By Huw Jones
LONDON (Reuters) - Global regulators warned on Wednesday of shortcomings in efforts to ensure that clearing houses can recover from a crisis without a meltdown in the financial system or a taxpayer bailout.
A number of gaps have been identified at clearing houses which warrant immediate high priority action, the regulators said, adding that gaps in compliance with rules for preventing them from becoming too-big-to-fail must be plugged by December.
Following the financial crisis regulators required trillions of dollars of derivatives like interest rate and credit default swaps to go through clearing to boost safety and transparency.
This has led to a sharp growth in volumes passing through a clearing house, a third party that ensures a trade is completed, even if one side of the transaction goes bust.
"One area was recovery planning, where a number of clearing houses had not yet put in place the full set of recovery rules and procedures," IOSCO and CPMI said.
A number of clearers had also not put in place policies to ensure they maintain the required level of financial resources, such as cash and collateral, on an on-going basis.
The updates were written by IOSCO, a global body of securities regulators, the Financial Stability Board, the Committee on Payments and Market Infrastructures (CPMI) - part of the Bank for International Settlements - and the global Basel Committee of banking supervisors.
Clearing houses should "promptly" identify any areas where changes are necessary and implement them by no later than the end of 2017, the regulators said.
They also named for the first time the clearing houses which they deem to be "systemically important" in more than one country, and must each come under their own "crisis management group" of supervisors.
These groups, founded on co-operation agreements signed by regulators, would monitor the clearing house in a crisis.

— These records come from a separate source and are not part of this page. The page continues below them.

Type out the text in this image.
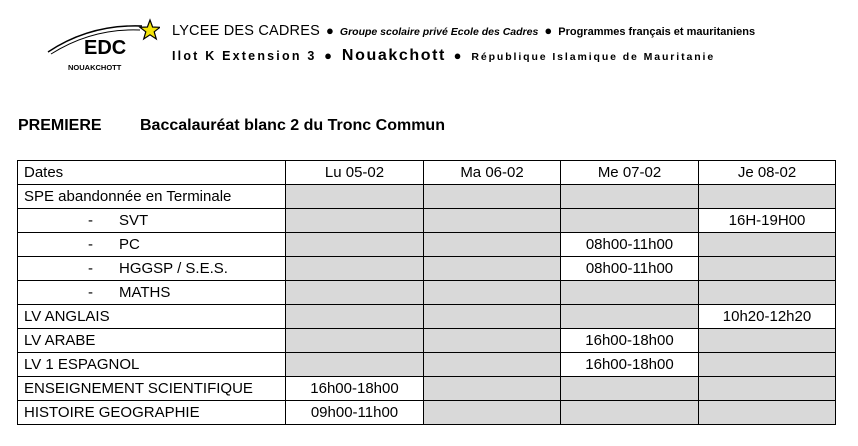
EDC
NOUAKCHOTT
LYCEE DES CADRES ● Groupe scolaire privé Ecole des Cadres ● Programmes français et mauritaniens
Ilot K Extension 3 ● Nouakchott ● République Islamique de Mauritanie
PREMIERE Baccalauréat blanc 2 du Tronc Commun
Dates	Lu 05-02	Ma 06-02	Me 07-02	Je 08-02
SPE abandonnée en Terminale				
- SVT				16H-19H00
- PC			08h00-11h00	
- HGGSP / S.E.S.			08h00-11h00	
- MATHS				
LV ANGLAIS				10h20-12h20
LV ARABE			16h00-18h00	
LV 1 ESPAGNOL			16h00-18h00	
ENSEIGNEMENT SCIENTIFIQUE	16h00-18h00			
HISTOIRE GEOGRAPHIE	09h00-11h00			
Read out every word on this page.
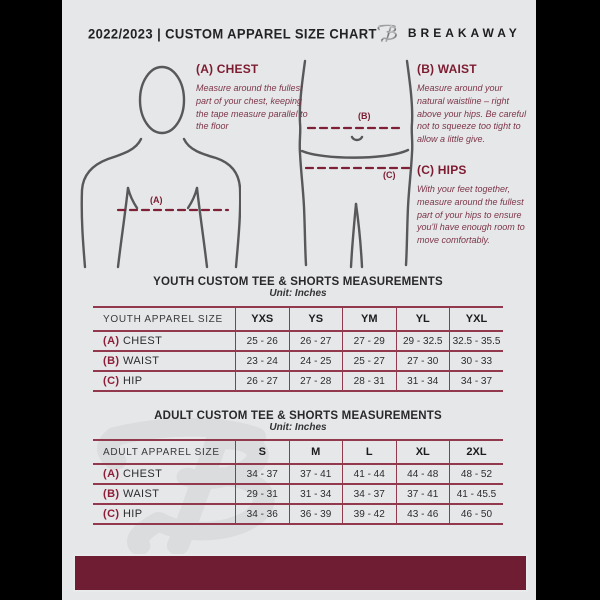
2022/2023 | CUSTOM APPAREL SIZE CHART	BREAKAWAY
(A)
(B)
(C)
(A) CHEST

Measure around the fullest part of your chest, keeping the tape measure parallel to the floor

(B) WAIST

Measure around your natural waistline – right above your hips. Be careful not to squeeze too tight to allow a little give.

(C) HIPS

With your feet together, measure around the fullest part of your hips to ensure you'll have enough room to move comfortably.

YOUTH CUSTOM TEE & SHORTS MEASUREMENTS
Unit: Inches
YOUTH APPAREL SIZE	YXS	YS	YM	YL	YXL
(A) CHEST	25 - 26	26 - 27	27 - 29	29 - 32.5	32.5 - 35.5
(B) WAIST	23 - 24	24 - 25	25 - 27	27 - 30	30 - 33
(C) HIP	26 - 27	27 - 28	28 - 31	31 - 34	34 - 37
ADULT CUSTOM TEE & SHORTS MEASUREMENTS
Unit: Inches
ADULT APPAREL SIZE	S	M	L	XL	2XL
(A) CHEST	34 - 37	37 - 41	41 - 44	44 - 48	48 - 52
(B) WAIST	29 - 31	31 - 34	34 - 37	37 - 41	41 - 45.5
(C) HIP	34 - 36	36 - 39	39 - 42	43 - 46	46 - 50
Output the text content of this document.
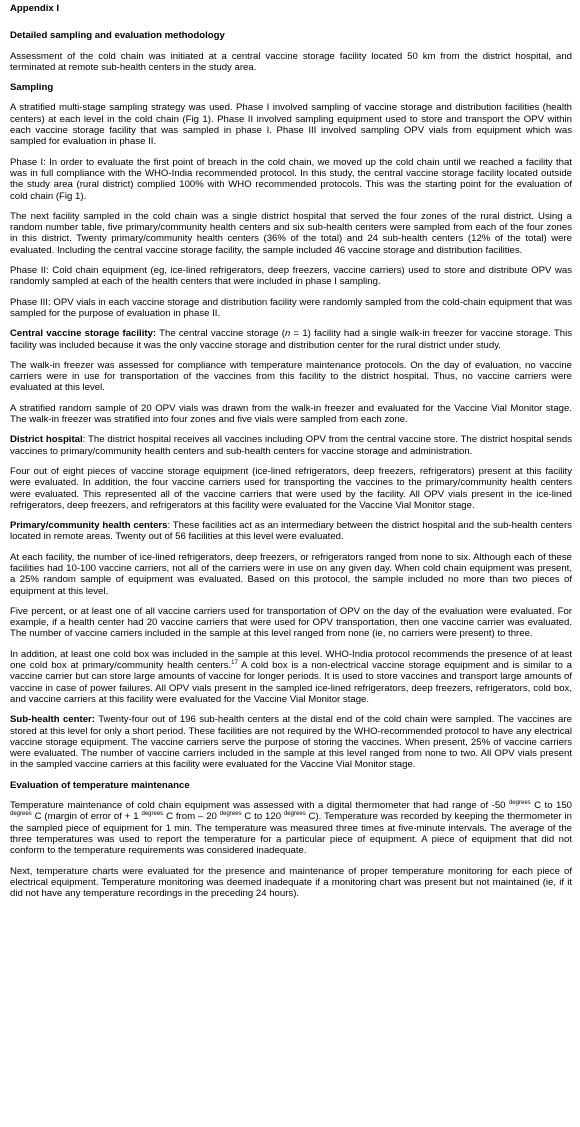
Appendix I
Detailed sampling and evaluation methodology

Assessment of the cold chain was initiated at a central vaccine storage facility located 50 km from the district hospital, and terminated at remote sub-health centers in the study area.

Sampling

A stratified multi-stage sampling strategy was used. Phase I involved sampling of vaccine storage and distribution facilities (health centers) at each level in the cold chain (Fig 1). Phase II involved sampling equipment used to store and transport the OPV within each vaccine storage facility that was sampled in phase I. Phase III involved sampling OPV vials from equipment which was sampled for evaluation in phase II.

Phase I: In order to evaluate the first point of breach in the cold chain, we moved up the cold chain until we reached a facility that was in full compliance with the WHO-India recommended protocol. In this study, the central vaccine storage facility located outside the study area (rural district) complied 100% with WHO recommended protocols. This was the starting point for the evaluation of cold chain (Fig 1).

The next facility sampled in the cold chain was a single district hospital that served the four zones of the rural district. Using a random number table, five primary/community health centers and six sub-health centers were sampled from each of the four zones in this district. Twenty primary/community health centers (36% of the total) and 24 sub-health centers (12% of the total) were evaluated. Including the central vaccine storage facility, the sample included 46 vaccine storage and distribution facilities.

Phase II: Cold chain equipment (eg, ice-lined refrigerators, deep freezers, vaccine carriers) used to store and distribute OPV was randomly sampled at each of the health centers that were included in phase I sampling.

Phase III: OPV vials in each vaccine storage and distribution facility were randomly sampled from the cold-chain equipment that was sampled for the purpose of evaluation in phase II.

Central vaccine storage facility: The central vaccine storage (n = 1) facility had a single walk-in freezer for vaccine storage. This facility was included because it was the only vaccine storage and distribution center for the rural district under study.

The walk-in freezer was assessed for compliance with temperature maintenance protocols. On the day of evaluation, no vaccine carriers were in use for transportation of the vaccines from this facility to the district hospital. Thus, no vaccine carriers were evaluated at this level.

A stratified random sample of 20 OPV vials was drawn from the walk-in freezer and evaluated for the Vaccine Vial Monitor stage. The walk-in freezer was stratified into four zones and five vials were sampled from each zone.

District hospital: The district hospital receives all vaccines including OPV from the central vaccine store. The district hospital sends vaccines to primary/community health centers and sub-health centers for vaccine storage and administration.

Four out of eight pieces of vaccine storage equipment (ice-lined refrigerators, deep freezers, refrigerators) present at this facility were evaluated. In addition, the four vaccine carriers used for transporting the vaccines to the primary/community health centers were evaluated. This represented all of the vaccine carriers that were used by the facility. All OPV vials present in the ice-lined refrigerators, deep freezers, and refrigerators at this facility were evaluated for the Vaccine Vial Monitor stage.

Primary/community health centers: These facilities act as an intermediary between the district hospital and the sub-health centers located in remote areas. Twenty out of 56 facilities at this level were evaluated.

At each facility, the number of ice-lined refrigerators, deep freezers, or refrigerators ranged from none to six. Although each of these facilities had 10-100 vaccine carriers, not all of the carriers were in use on any given day. When cold chain equipment was present, a 25% random sample of equipment was evaluated. Based on this protocol, the sample included no more than two pieces of equipment at this level.

Five percent, or at least one of all vaccine carriers used for transportation of OPV on the day of the evaluation were evaluated. For example, if a health center had 20 vaccine carriers that were used for OPV transportation, then one vaccine carrier was evaluated. The number of vaccine carriers included in the sample at this level ranged from none (ie, no carriers were present) to three.

In addition, at least one cold box was included in the sample at this level. WHO-India protocol recommends the presence of at least one cold box at primary/community health centers.$^{17}$ A cold box is a non-electrical vaccine storage equipment and is similar to a vaccine carrier but can store large amounts of vaccine for longer periods. It is used to store vaccines and transport large amounts of vaccine in case of power failures. All OPV vials present in the sampled ice-lined refrigerators, deep freezers, refrigerators, cold box, and vaccine carriers at this facility were evaluated for the Vaccine Vial Monitor stage.

Sub-health center: Twenty-four out of 196 sub-health centers at the distal end of the cold chain were sampled. The vaccines are stored at this level for only a short period. These facilities are not required by the WHO-recommended protocol to have any electrical vaccine storage equipment. The vaccine carriers serve the purpose of storing the vaccines. When present, 25% of vaccine carriers were evaluated. The number of vaccine carriers included in the sample at this level ranged from none to two. All OPV vials present in the sampled vaccine carriers at this facility were evaluated for the Vaccine Vial Monitor stage.

Evaluation of temperature maintenance

Temperature maintenance of cold chain equipment was assessed with a digital thermometer that had range of -50 $^{degrees}$ C to 150 $^{degrees}$ C (margin of error of + 1 $^{degrees}$ C from – 20 $^{degrees}$ C to 120 $^{degrees}$ C). Temperature was recorded by keeping the thermometer in the sampled piece of equipment for 1 min. The temperature was measured three times at five-minute intervals. The average of the three temperatures was used to report the temperature for a particular piece of equipment. A piece of equipment that did not conform to the temperature requirements was considered inadequate.

Next, temperature charts were evaluated for the presence and maintenance of proper temperature monitoring for each piece of electrical equipment. Temperature monitoring was deemed inadequate if a monitoring chart was present but not maintained (ie, if it did not have any temperature recordings in the preceding 24 hours).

BME Clearing in Spain, Cassa in Italy, CME in the United States, Eurex Clearing in Germany, EuroCCP in the Netherlands, HKFE Clearing in Hong Kong, ICE Clear units in Britain and the United States, LCH units in France and Britain, Nasdaq Clearing in Sweden, and SIX x-clear in Switzerland were all named as systemic.
The regulators noted how the sector has become concentrated, with the biggest two, unamed, clearing houses accounting for about a third of all financial resources in the sector.